Government channels £26m into carbon capture projects

The UK Government has announced that 9 companies have secured £26 in funding for carbon capture, usage and storage (CCUS).

  • 28 June 2019
  • Poppy Bootman

The UK Government has announced that 9 companies have secured £26 in funding for carbon capture, usage and storage (CCUS).

£26 million has been granted under the Government’s Carbon Capture Usage and Storage Deployment Pathway to expand the use of carbon capture technologies, preventing carbon dioxide produced from the use of fossil fuels from entering the atmosphere.

£4.2 million of the fund will build the UK’s largest CCUS facility, at the Tata Chemicals Europe plant in Cheshire. The Government have said the facility will remove 40,000 tonnes of CO2 each year from the atmosphere, equivalent to 22,000 cars being taken off the road - 100 times more than the UK’s current largest facility. The plant should be fully operational by 2021.

Carbon capture is expected to be crucial technological innovation towards the UK’s target of net zero emissions by 2050.

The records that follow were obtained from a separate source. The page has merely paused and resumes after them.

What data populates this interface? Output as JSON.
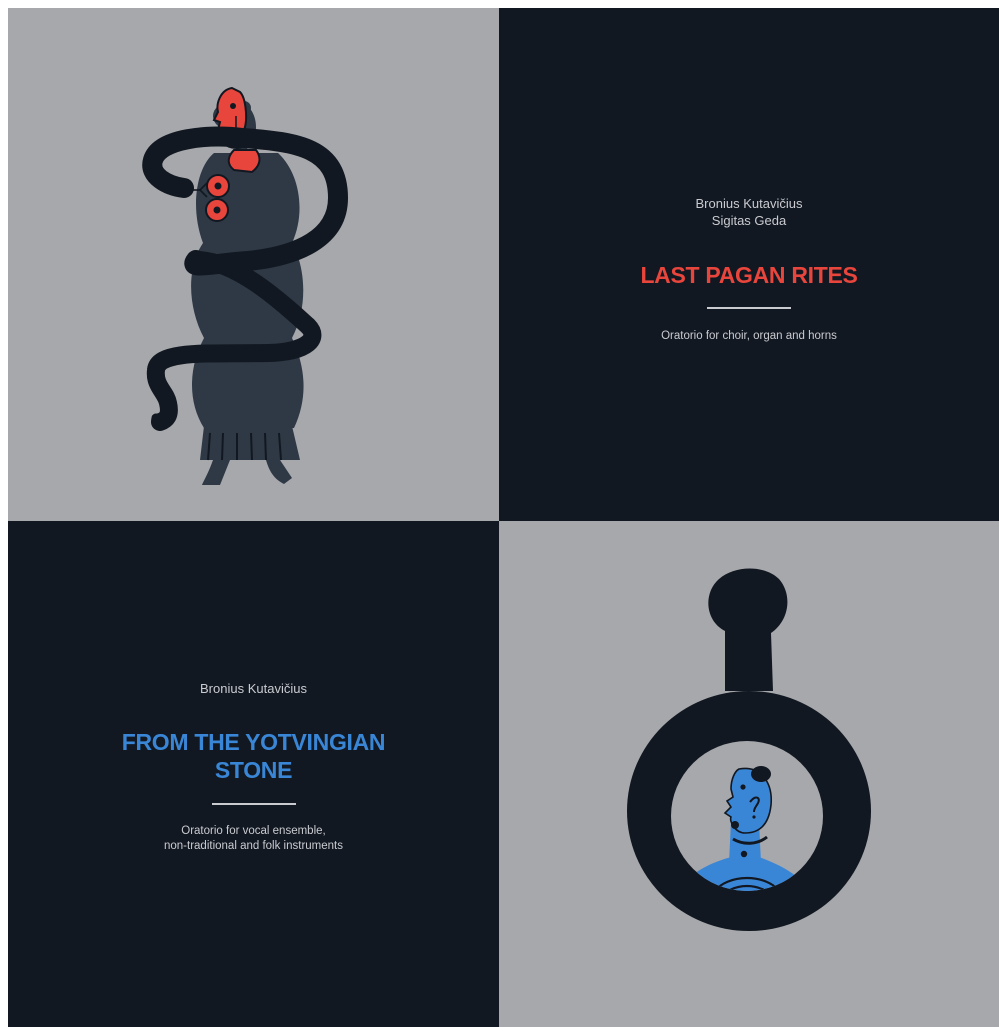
{
  "colors": {
    "light_panel": "#a7a8ac",
    "dark_panel": "#121821",
    "accent_red": "#e8453c",
    "accent_blue": "#3a86d6",
    "figure": "#2e3945",
    "serpent": "#121821",
    "text_light": "#c9cbd0"
  },
  "cards": [
    {
      "authors": [
        "Bronius Kutavičius",
        "Sigitas Geda"
      ],
      "title": "LAST PAGAN RITES",
      "subtitle": "Oratorio for choir, organ and horns",
      "title_color": "#e8453c",
      "illustration": "woman-with-serpent"
    },
    {
      "authors": [
        "Bronius Kutavičius"
      ],
      "title_lines": [
        "FROM THE YOTVINGIAN",
        "STONE"
      ],
      "subtitle_lines": [
        "Oratorio for vocal ensemble,",
        "non-traditional and folk instruments"
      ],
      "title_color": "#3a86d6",
      "illustration": "figure-in-stone-ring"
    }
  ]
}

Commenting on the UK’s net zero goal, Energy and Clean Growth Minister Chris Skidmore said: “Carbon capture, utilisation and storage has an essential role to play in our efforts to tackle climate change, helping us to meet our ambition to end our contribution to global warming entirely by 2050.”

“If we are to become a net zero emissions economy and end our contribution towards global warming, then innovative schemes like Tata Chemicals’ will be essential. Their plans demonstrate the enormous potential that CCUS has, reducing our emissions and helping companies to innovate and export products all around the world.”

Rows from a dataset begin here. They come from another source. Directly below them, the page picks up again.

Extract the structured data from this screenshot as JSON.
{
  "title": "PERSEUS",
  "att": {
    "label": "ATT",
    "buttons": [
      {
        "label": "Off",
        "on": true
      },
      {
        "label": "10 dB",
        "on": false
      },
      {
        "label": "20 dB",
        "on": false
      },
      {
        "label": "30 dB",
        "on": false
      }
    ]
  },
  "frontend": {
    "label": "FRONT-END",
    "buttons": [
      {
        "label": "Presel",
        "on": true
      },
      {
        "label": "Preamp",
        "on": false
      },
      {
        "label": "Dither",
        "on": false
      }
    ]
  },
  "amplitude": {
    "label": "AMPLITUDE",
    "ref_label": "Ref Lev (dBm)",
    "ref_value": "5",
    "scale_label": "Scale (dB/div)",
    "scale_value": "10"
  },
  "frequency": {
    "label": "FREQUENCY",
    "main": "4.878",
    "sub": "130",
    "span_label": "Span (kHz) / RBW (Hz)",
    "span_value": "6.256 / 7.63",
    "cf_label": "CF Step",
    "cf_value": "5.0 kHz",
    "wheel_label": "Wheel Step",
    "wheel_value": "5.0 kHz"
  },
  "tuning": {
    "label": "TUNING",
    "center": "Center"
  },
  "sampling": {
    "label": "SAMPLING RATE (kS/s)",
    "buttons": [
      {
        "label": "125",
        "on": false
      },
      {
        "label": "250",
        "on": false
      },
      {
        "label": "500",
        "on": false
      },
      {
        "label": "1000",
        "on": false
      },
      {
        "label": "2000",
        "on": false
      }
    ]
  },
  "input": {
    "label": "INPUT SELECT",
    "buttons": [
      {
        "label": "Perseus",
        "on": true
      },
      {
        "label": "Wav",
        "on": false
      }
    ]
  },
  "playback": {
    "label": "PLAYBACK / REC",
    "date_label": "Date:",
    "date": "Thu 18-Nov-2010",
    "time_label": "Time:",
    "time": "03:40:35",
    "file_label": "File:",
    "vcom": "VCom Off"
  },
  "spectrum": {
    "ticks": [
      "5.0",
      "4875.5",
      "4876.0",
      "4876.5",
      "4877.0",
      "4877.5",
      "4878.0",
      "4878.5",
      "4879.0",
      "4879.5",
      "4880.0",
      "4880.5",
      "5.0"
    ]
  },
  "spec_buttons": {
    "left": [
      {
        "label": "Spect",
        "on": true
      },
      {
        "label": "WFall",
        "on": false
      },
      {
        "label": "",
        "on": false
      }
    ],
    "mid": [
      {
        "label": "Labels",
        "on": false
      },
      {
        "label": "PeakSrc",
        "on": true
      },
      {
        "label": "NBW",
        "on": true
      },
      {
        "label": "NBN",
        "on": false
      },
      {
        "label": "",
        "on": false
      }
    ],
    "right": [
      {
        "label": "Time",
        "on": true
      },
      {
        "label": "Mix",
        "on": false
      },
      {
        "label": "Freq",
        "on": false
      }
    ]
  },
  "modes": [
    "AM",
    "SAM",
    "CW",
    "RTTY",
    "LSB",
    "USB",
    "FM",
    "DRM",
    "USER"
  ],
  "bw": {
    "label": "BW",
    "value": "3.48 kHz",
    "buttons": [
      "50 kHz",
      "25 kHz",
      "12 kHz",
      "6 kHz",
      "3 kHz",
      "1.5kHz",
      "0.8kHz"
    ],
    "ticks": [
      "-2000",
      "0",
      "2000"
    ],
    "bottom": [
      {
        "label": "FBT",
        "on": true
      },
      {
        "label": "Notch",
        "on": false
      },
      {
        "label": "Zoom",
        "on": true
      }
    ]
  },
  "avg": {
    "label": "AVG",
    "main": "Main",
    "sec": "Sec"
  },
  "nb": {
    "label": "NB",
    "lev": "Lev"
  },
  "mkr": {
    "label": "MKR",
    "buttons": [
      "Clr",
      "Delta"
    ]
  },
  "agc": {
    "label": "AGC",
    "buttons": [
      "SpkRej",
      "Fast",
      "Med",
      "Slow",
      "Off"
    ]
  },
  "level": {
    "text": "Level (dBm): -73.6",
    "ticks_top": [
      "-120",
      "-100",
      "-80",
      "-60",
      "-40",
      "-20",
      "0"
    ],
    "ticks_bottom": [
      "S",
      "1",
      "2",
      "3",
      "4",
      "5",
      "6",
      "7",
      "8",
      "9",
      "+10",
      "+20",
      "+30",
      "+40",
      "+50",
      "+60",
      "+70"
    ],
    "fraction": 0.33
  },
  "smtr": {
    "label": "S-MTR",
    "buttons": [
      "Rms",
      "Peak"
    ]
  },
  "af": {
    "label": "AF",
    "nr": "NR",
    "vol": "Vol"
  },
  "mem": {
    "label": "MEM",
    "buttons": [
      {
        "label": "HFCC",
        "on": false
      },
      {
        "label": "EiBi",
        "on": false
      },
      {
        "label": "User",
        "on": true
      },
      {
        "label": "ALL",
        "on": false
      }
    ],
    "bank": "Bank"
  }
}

Tata Chemicals Europe managing director, Martin Ashcroft said that Tata hopes “this project will demonstrate the viability of CCU and pave the way for further applications of the technology to support the decarbonisation of industrial activity. This project is a great example of business and Government working together to rise to the challenge of decarbonising industrial production.”

The £26 million is also financing 8 other projects, each receiving between £170,000 and £7 million towards two larger schemes; the £20 million Carbon Capture and Utilisation Demonstration programme (CCUD) and the £24 million Call for CCUS Innovation programme.

The Government hopes that carbon capture programmes will reduce the emissions from power stations and other carbon heavy industries such as chemicals, cement, oil refining and steel, through which 24% of global emissions are produced.